Thursday, November 4, 2010
The Web of Life
I have often referenced my life as the grand-daughter of a Farmer, and I have long known that this has affected my every decision since beginning the search for my authentic self. However, it wasn’t until recently that I realized just how closely that I am walking in the shoes of my family and how closely I am connected to them.
When I went home this past July to visit my Grandmother upon the loss of Grandpa at the age of 88, I had no agenda other than to wrap myself up in the warmth of my family and refuel my soul with their love. Allthough it was a short visit it was long enough to catch up with family that I hadn’t seen in several years, though we keep in touch online.
One afternoon, my middle child, Mason and I had the pleasure of having Grandma all to ourselves. Everyone else was home with their families and recuperating from the emotional drain of the past few weeks. It was a sunny afternoon, with a cool breeze blowing through the sheer window dressing. We spent some time that day in Grandpa’s bedroom going through his life both tangibly and spiritually, touching his treasures, laughing over little things that we came across and helping Mason to see his Grandpa in a new light, in a time before his body had begun to show the harshness of time. Mason never knew Grandpa without the infirmities that eventually took him from us. It was a wonderful experience to bring Grandpa to life through pictures, knick-knacks and stories of a time when life was simpler.
Grandma was in a melancholy mood, just right for opening the flood gates holding back 50 years of memories. We learned more that afternoon than I knew that I was missing.
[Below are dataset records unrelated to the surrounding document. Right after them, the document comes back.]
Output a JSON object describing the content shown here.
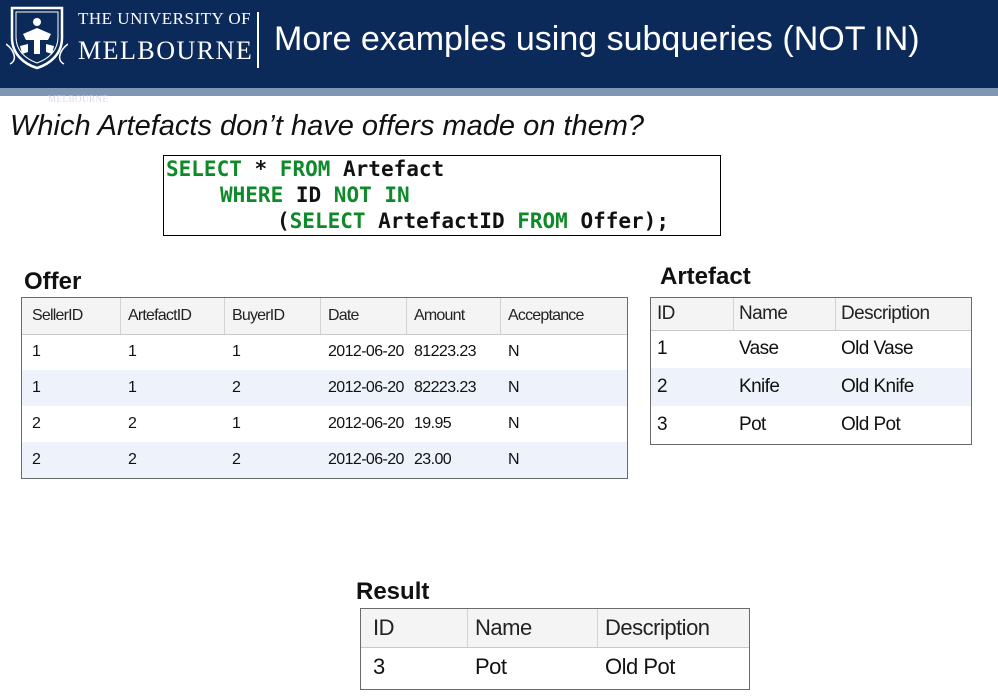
{
  "header": {
    "university_line1": "THE UNIVERSITY OF",
    "university_line2": "MELBOURNE",
    "slide_title": "More examples using subqueries (NOT IN)",
    "ghost_text": "MELBOURNE"
  },
  "question": "Which Artefacts don’t have offers made on them?",
  "sql": {
    "line1_kw1": "SELECT",
    "line1_rest1": " * ",
    "line1_kw2": "FROM",
    "line1_rest2": " Artefact",
    "line2_kw1": "WHERE",
    "line2_rest1": " ID ",
    "line2_kw2": "NOT IN",
    "line3_open": "(",
    "line3_kw1": "SELECT",
    "line3_rest1": " ArtefactID ",
    "line3_kw2": "FROM",
    "line3_rest2": " Offer);"
  },
  "offer": {
    "caption": "Offer",
    "headers": [
      "SellerID",
      "ArtefactID",
      "BuyerID",
      "Date",
      "Amount",
      "Acceptance"
    ],
    "rows": [
      [
        "1",
        "1",
        "1",
        "2012-06-20",
        "81223.23",
        "N"
      ],
      [
        "1",
        "1",
        "2",
        "2012-06-20",
        "82223.23",
        "N"
      ],
      [
        "2",
        "2",
        "1",
        "2012-06-20",
        "19.95",
        "N"
      ],
      [
        "2",
        "2",
        "2",
        "2012-06-20",
        "23.00",
        "N"
      ]
    ]
  },
  "artefact": {
    "caption": "Artefact",
    "headers": [
      "ID",
      "Name",
      "Description"
    ],
    "rows": [
      [
        "1",
        "Vase",
        "Old Vase"
      ],
      [
        "2",
        "Knife",
        "Old Knife"
      ],
      [
        "3",
        "Pot",
        "Old Pot"
      ]
    ]
  },
  "result": {
    "caption": "Result",
    "headers": [
      "ID",
      "Name",
      "Description"
    ],
    "rows": [
      [
        "3",
        "Pot",
        "Old Pot"
      ]
    ]
  },
  "colors": {
    "header_bg": "#0b2a5a",
    "header_stripe": "#7e97b2",
    "sql_keyword": "#0f8a2a",
    "row_alt": "#eef3fb"
  }
}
We learned that Grandpa’s Dad was never a farmer at heart. He had chosen to do the only thing that he felt qualified to do after being ousted from his life’s passion as a cheese-maker, due to a life threatening case of pernicious anemia. At the time, his doc told him that the only way to get better was to get out of the factories and into the fresh air. So, being banned from the factories, he took a step back in the cheese-making-chain and went into the dairy industry. Thanks to the hard work of his three sons, he was able to make a go of it and support his family.
For years, they all worked hard to keep food on the table, a roof over their heads and clothes on their backs. Over time, Grandpa’s older brothers grew up and grew away. This left him handling the farm and now starting a family of his own. Sometime around the mid 1950’s, small time dairy farms started to fall to the larger farms and milk producers. The industrialization of farming had begun. Now, they were faced with a decision. To keep the dairy or let it go. Thankfully for those of us in subsequent generations, a compromise was reached and the dairy cows went, and in came beef cattle, a beautiful group of wooly headed Herefords which would become a constant sight on the hills of the farm for the next 30 years.
By this point in the story, my heart was filled with a yearning for more, more history, more knowledge and more memories. I could have listened for days and days to all of the things that Grandma was sharing. Some of them I had heard before, some were new. Some were even considered risqué back in the times. But all of them were filling me with a sense of who I am, where I come from.
The story of Great Grandpa’s cheese-making passion had brought sharp, burning tears to my eyes. My heart filled with that yearning again, for this past summer, I had begun to experiment with the art of cheese-making. With this adventure, I had unknowingly, created another connection from my life here in the hills of Southwest Virginia to a life 700 miles away and more than 70 years ago. The web of my life is spinning along, anchored in time by yesterday and all of the days before.
As I come closer and closer to finding my authentic self, and what brings me true joy, I know that there will be many links to the past. Some of them will be painful, some will make me laugh and some will make me cry. I hope that the tears will wash away the pain, some of which is buried deep in scar tissue of old wounds. I know that ultimately, this is the true path. I hope you continue to follow along and one day soon, begin your own journey to a joyful life.